Figure 2-19 A, Tetracycline staining. B, Enamel fluorosis.
The importance of the emergence of the teeth to the development of oral motor behavior is often overlooked, undoubtedly partly as a result of the paucity of information available. However, the appearance of the teeth in the mouth at a strategic time in the maturation of the infant’s nervous system and its interface with the external environment must have a profound effect on the neurobehavioral mechanisms underlying the infant’s development and learning of feeding behavior, particularly the acquisition of masticatory skills.
Tooth Formation Standards
Events in the formation of human dentition are based primarily on data from studies of dissected prenatal anatomic material and from radiographic imaging of the teeth of the same subjects over time (longitudinal data) or of different subjects of different ages seen once (cross-sectional data).
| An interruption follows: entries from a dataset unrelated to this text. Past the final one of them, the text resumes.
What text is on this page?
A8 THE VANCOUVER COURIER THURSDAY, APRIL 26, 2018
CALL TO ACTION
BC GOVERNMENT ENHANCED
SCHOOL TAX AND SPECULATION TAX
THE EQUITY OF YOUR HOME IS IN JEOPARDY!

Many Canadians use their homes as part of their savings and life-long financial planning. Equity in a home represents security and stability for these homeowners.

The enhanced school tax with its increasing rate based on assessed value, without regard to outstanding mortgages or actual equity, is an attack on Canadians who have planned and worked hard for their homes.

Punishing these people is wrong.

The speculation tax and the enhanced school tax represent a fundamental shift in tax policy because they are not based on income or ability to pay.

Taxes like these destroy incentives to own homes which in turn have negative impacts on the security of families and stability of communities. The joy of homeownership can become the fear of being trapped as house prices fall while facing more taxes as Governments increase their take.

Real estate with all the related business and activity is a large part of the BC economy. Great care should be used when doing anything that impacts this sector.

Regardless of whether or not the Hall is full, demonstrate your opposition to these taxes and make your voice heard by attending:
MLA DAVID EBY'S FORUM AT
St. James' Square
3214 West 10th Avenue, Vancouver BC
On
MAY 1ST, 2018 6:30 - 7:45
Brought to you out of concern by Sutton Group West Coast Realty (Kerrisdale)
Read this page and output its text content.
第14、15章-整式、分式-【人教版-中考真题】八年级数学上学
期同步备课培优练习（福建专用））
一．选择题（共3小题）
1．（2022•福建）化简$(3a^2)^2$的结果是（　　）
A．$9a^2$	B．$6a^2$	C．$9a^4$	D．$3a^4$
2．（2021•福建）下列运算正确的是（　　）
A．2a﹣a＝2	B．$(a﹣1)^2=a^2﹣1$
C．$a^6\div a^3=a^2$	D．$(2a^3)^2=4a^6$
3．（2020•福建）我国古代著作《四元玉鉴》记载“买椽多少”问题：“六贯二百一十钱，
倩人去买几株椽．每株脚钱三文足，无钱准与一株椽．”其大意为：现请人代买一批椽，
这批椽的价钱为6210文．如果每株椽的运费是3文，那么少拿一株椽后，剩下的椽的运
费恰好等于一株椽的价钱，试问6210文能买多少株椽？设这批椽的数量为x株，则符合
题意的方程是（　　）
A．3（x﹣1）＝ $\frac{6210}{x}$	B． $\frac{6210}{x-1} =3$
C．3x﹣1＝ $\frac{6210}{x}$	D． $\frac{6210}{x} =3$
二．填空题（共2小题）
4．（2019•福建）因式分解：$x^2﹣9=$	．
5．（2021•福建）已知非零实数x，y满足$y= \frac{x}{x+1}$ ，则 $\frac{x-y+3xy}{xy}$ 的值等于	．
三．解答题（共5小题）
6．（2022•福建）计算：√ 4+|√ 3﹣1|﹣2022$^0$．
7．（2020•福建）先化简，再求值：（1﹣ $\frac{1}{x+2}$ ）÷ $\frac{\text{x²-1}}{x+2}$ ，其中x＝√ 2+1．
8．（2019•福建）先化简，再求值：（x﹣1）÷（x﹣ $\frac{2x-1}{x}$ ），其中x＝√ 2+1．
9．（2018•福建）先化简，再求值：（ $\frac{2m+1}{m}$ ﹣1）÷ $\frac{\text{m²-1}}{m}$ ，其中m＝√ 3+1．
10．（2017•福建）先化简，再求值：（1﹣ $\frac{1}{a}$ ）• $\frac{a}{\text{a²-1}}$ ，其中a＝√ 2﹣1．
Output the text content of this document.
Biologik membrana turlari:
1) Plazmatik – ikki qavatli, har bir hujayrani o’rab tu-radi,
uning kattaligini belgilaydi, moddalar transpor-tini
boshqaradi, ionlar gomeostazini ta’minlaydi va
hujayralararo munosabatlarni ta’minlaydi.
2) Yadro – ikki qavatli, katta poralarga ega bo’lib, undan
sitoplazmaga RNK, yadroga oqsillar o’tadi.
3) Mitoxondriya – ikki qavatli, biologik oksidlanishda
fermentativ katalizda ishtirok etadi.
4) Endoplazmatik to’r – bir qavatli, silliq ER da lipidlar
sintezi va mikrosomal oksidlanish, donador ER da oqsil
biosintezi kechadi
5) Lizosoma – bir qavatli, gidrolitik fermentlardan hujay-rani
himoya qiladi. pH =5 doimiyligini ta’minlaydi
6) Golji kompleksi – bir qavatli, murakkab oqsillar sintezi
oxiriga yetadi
From these kinds of studies, both descriptive information and chronological data may be obtained. To assemble a complete description or chronology of human tooth formation, it would seem necessary to use data based on more than one source and methodology. However, it is not easy to define ideal tooth formation standards from studies that examine different variables and use many different statistical methods. Subjects surveyed in most studies of dental development are essentially of European derivation, and population differences can only be established by studies that share methodology and information on tooth formation in populations of nonwhite/non-European ancestry.14
The age of emergence of teeth has been established for a number of population groups, but much less is known about chronologies of tooth formation.